D’habitude, on supporte l’inévitable, Hedda Gabler

L’espace-temps du drame

Par

© Christophe Raynaud de Lage

Un des intérêts d’« Hedda Gabler » est qu’il accorde avec beaucoup de retenue le désir mortifère d’Hedda avec l’émotion du spectateur – ce qu’il partage obscurément d’envie qu’elle s’annihile à l’intérieur de lui… Car dans la procuration qu’il vit à travers Hedda (qui vit elle-même par procuration), hésitant entre l’adhésion et le dégoût de ce trop d’audace atrabilaire qui n’ose en finir au plus vite, et submergé par un désespoir qui rapprocherait une main d’une tempe, il aurait peut-être le désir de grimper sur la scène du drame pour en accélérer le dénouement sanglant.

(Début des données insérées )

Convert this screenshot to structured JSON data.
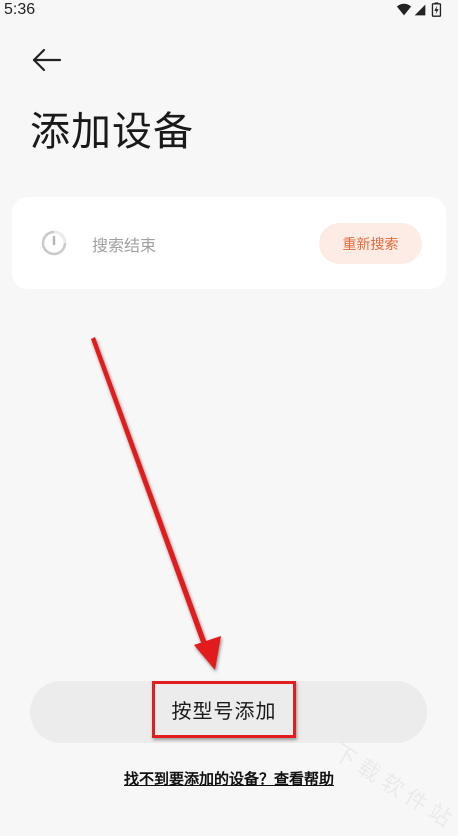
{
  "status_bar": {
    "time": "5:36",
    "icons": [
      "wifi-icon",
      "signal-icon",
      "battery-charging-icon"
    ]
  },
  "header": {
    "back_icon": "arrow-left-icon",
    "title": "添加设备"
  },
  "search_card": {
    "spinner_icon": "loading-spinner-icon",
    "status_text": "搜索结束",
    "research_label": "重新搜索",
    "accent_color": "#e26a3a",
    "button_bg": "#fdece5"
  },
  "annotation": {
    "arrow_color": "#e21d1d",
    "highlight_color": "#e21d1d"
  },
  "actions": {
    "add_by_model_label": "按型号添加",
    "help_link": "找不到要添加的设备？查看帮助"
  },
  "watermark": {
    "text": "下载软件站"
  }
}
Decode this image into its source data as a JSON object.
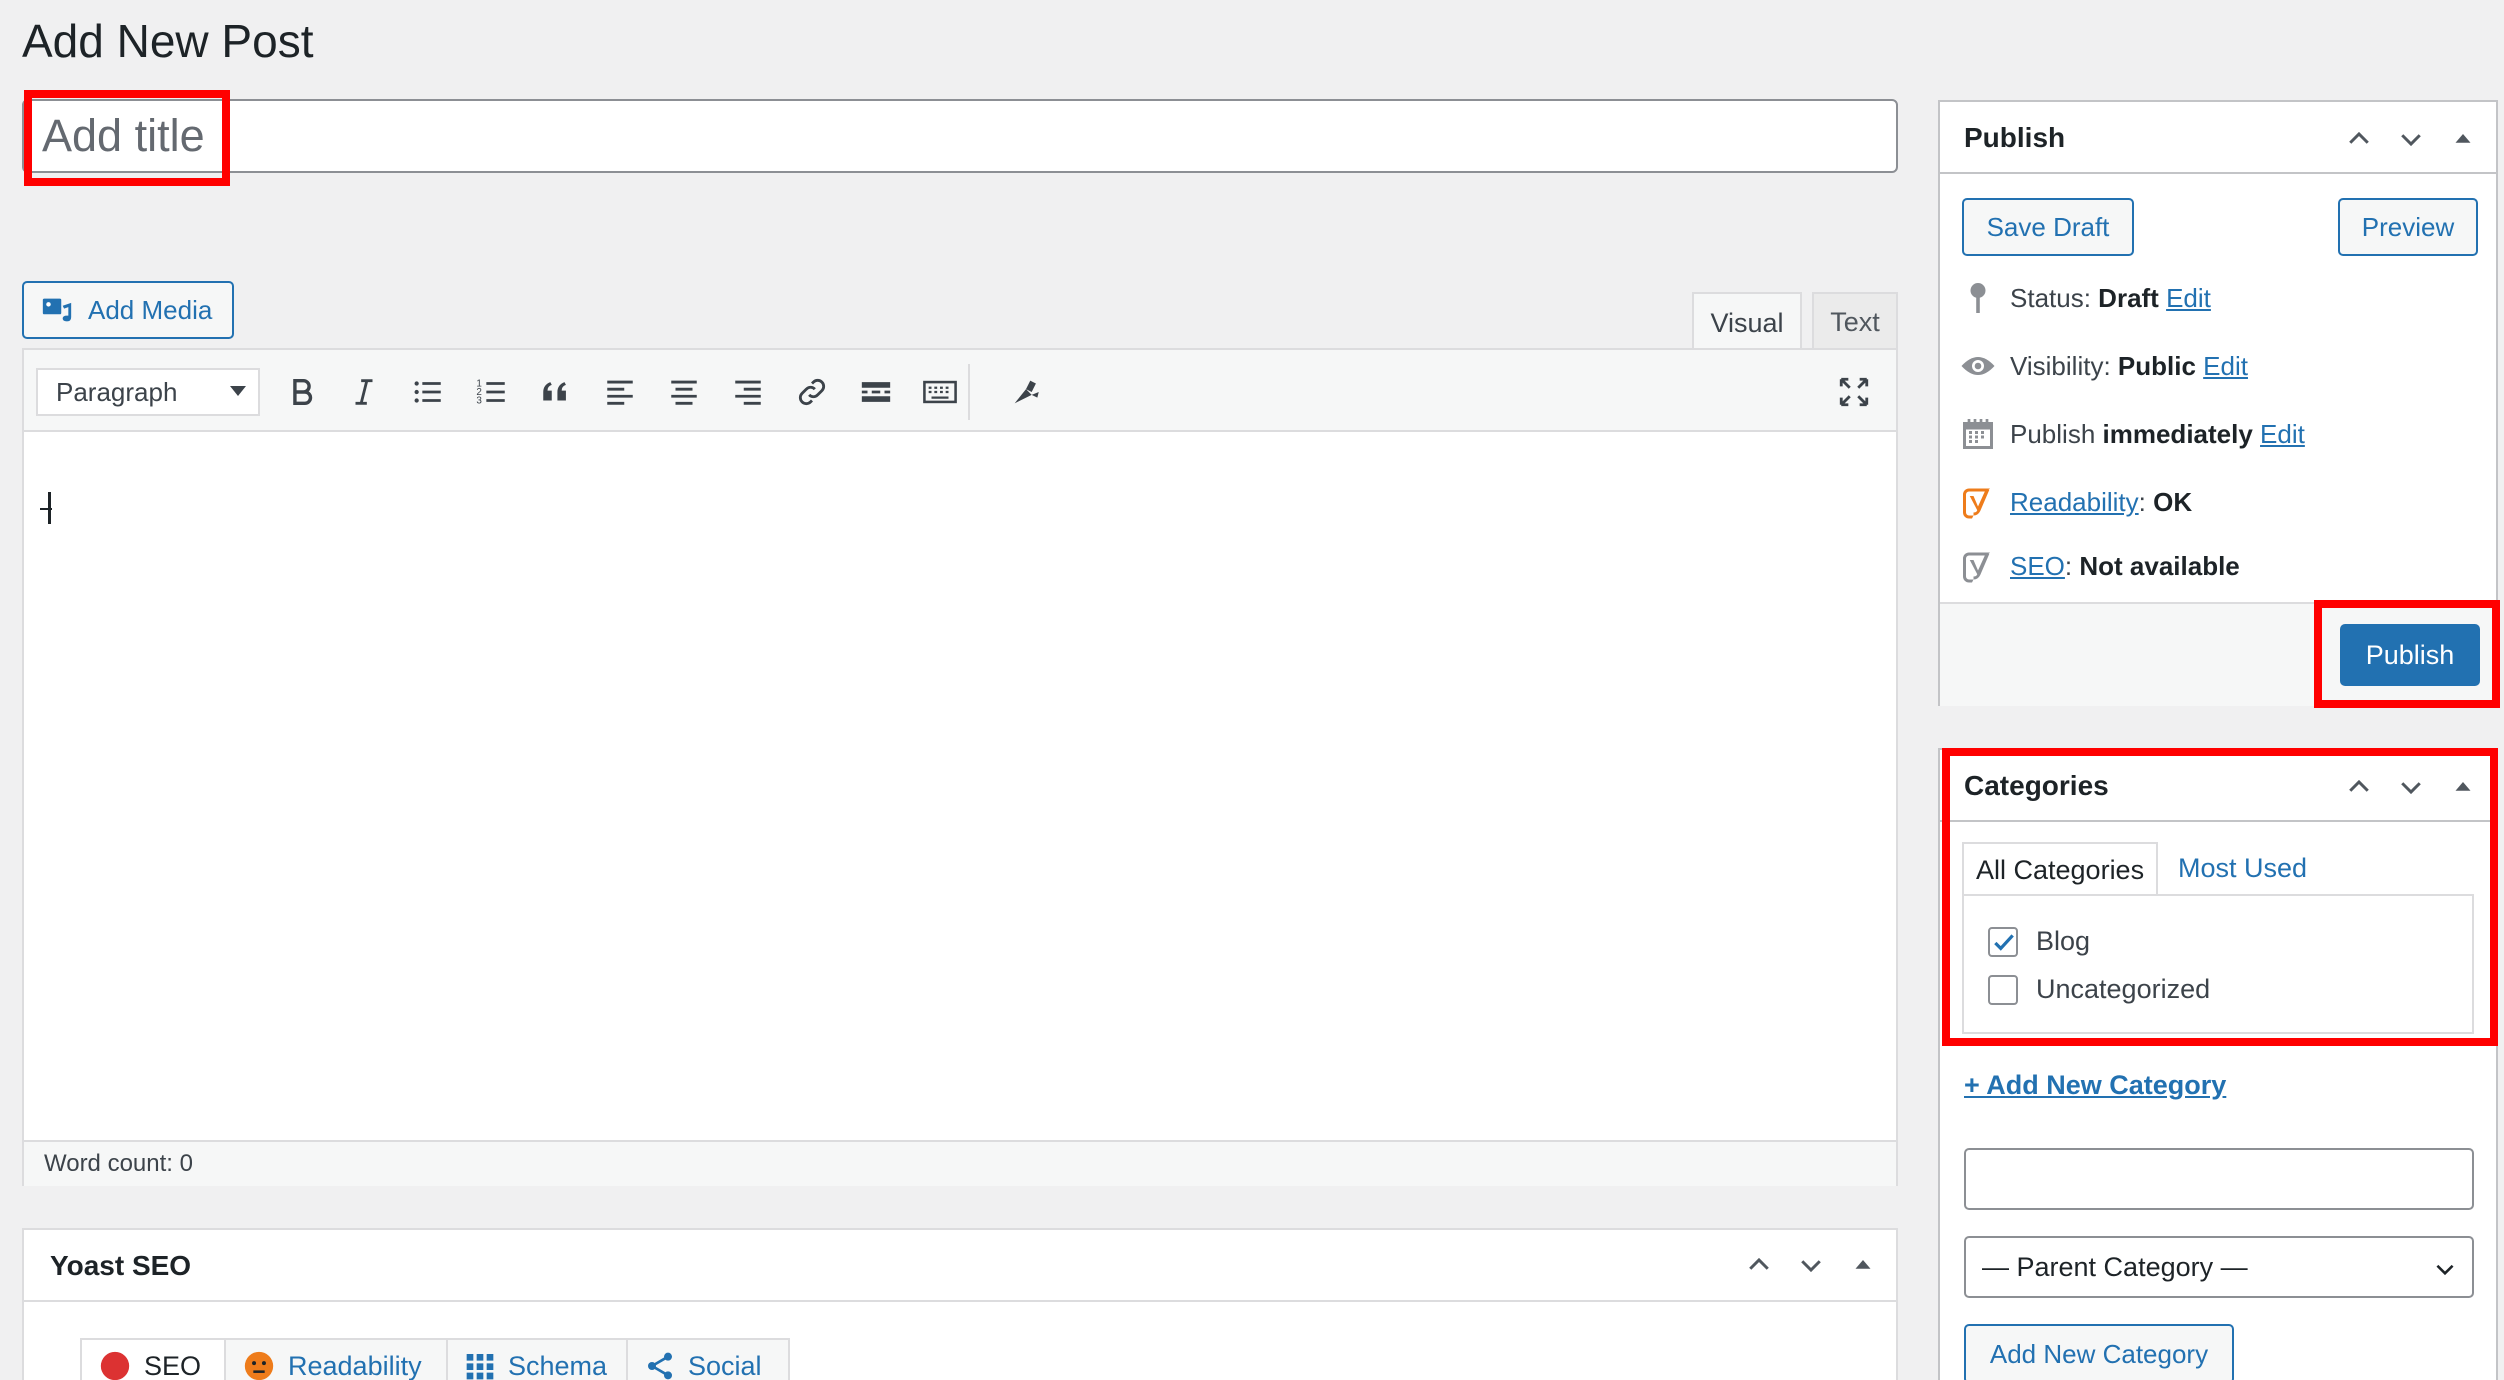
{
  "page": {
    "title": "Add New Post"
  },
  "title_field": {
    "placeholder": "Add title",
    "value": ""
  },
  "editor": {
    "add_media_label": "Add Media",
    "tabs": {
      "visual": "Visual",
      "text": "Text"
    },
    "format_select": "Paragraph",
    "toolbar_icons": [
      "bold-icon",
      "italic-icon",
      "bulleted-list-icon",
      "numbered-list-icon",
      "blockquote-icon",
      "align-left-icon",
      "align-center-icon",
      "align-right-icon",
      "link-icon",
      "read-more-icon",
      "toolbar-toggle-icon",
      "yoast-insights-icon",
      "fullscreen-icon"
    ],
    "word_count": "Word count: 0"
  },
  "yoast": {
    "title": "Yoast SEO",
    "tabs": [
      "SEO",
      "Readability",
      "Schema",
      "Social"
    ],
    "colors": {
      "seo_dot": "#dc3232",
      "readability_face": "#ee7c1b"
    }
  },
  "publish": {
    "title": "Publish",
    "save_draft": "Save Draft",
    "preview": "Preview",
    "status": {
      "label": "Status:",
      "value": "Draft",
      "edit": "Edit"
    },
    "visibility": {
      "label": "Visibility:",
      "value": "Public",
      "edit": "Edit"
    },
    "schedule": {
      "label": "Publish",
      "value": "immediately",
      "edit": "Edit"
    },
    "readability": {
      "label": "Readability",
      "value": "OK"
    },
    "seo": {
      "label": "SEO",
      "value": "Not available"
    },
    "publish_button": "Publish"
  },
  "categories": {
    "title": "Categories",
    "tabs": {
      "all": "All Categories",
      "most_used": "Most Used"
    },
    "items": [
      {
        "name": "Blog",
        "checked": true
      },
      {
        "name": "Uncategorized",
        "checked": false
      }
    ],
    "add_new_link": "+ Add New Category",
    "new_category_value": "",
    "parent_select": "— Parent Category —",
    "add_button": "Add New Category"
  },
  "colors": {
    "accent": "#2271b1",
    "highlight": "#ff0000",
    "background": "#f0f0f1"
  }
}
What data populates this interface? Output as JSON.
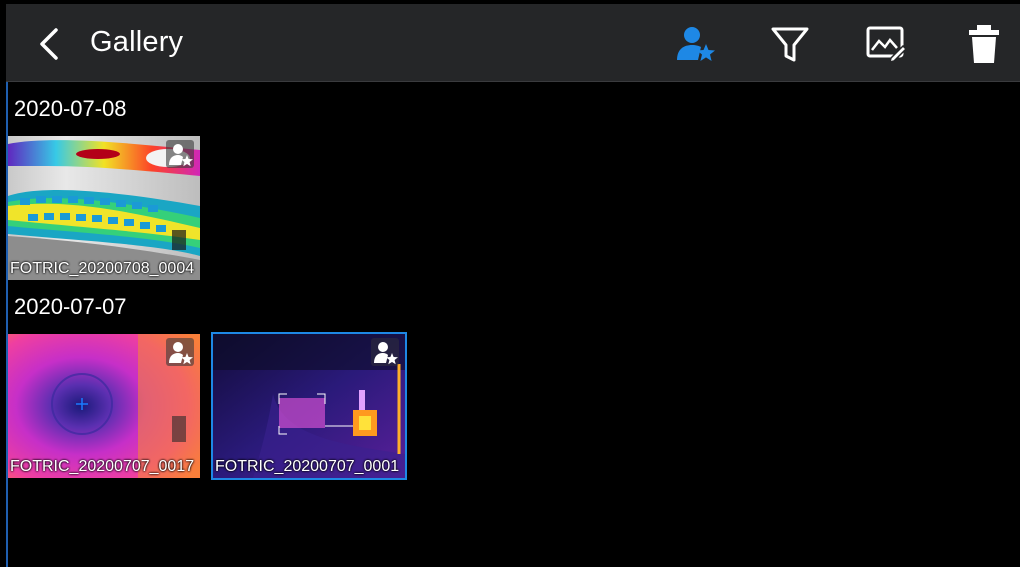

Ne serait-ce pas à la mise en scène de ciseler ladite torture entre psyché et éthique (motif très ibsénien) pour que, derrière les nerfs éreintés du public, s’ébauche quelque recul critique plus salutaire que le flingue d’Hedda ? Roland Auzet, adaptant librement l’œuvre, qu’il assaisonne d’extraits de Falk Richter, en maîtrise exactement l’espace : c’est au cœur d’un brillant dîner bourgeois (50 amateurs au plateau, tout de même) qu’Hedda vivra ses derniers instants, chaque table abritant un flux musical de conversations duquel elle aime à se détacher pour cracher son venin lui-même polyphonique, puisque épaulé par les voix fébrilement intérieures du groupe LEJ, tout en vocalises et soliloques.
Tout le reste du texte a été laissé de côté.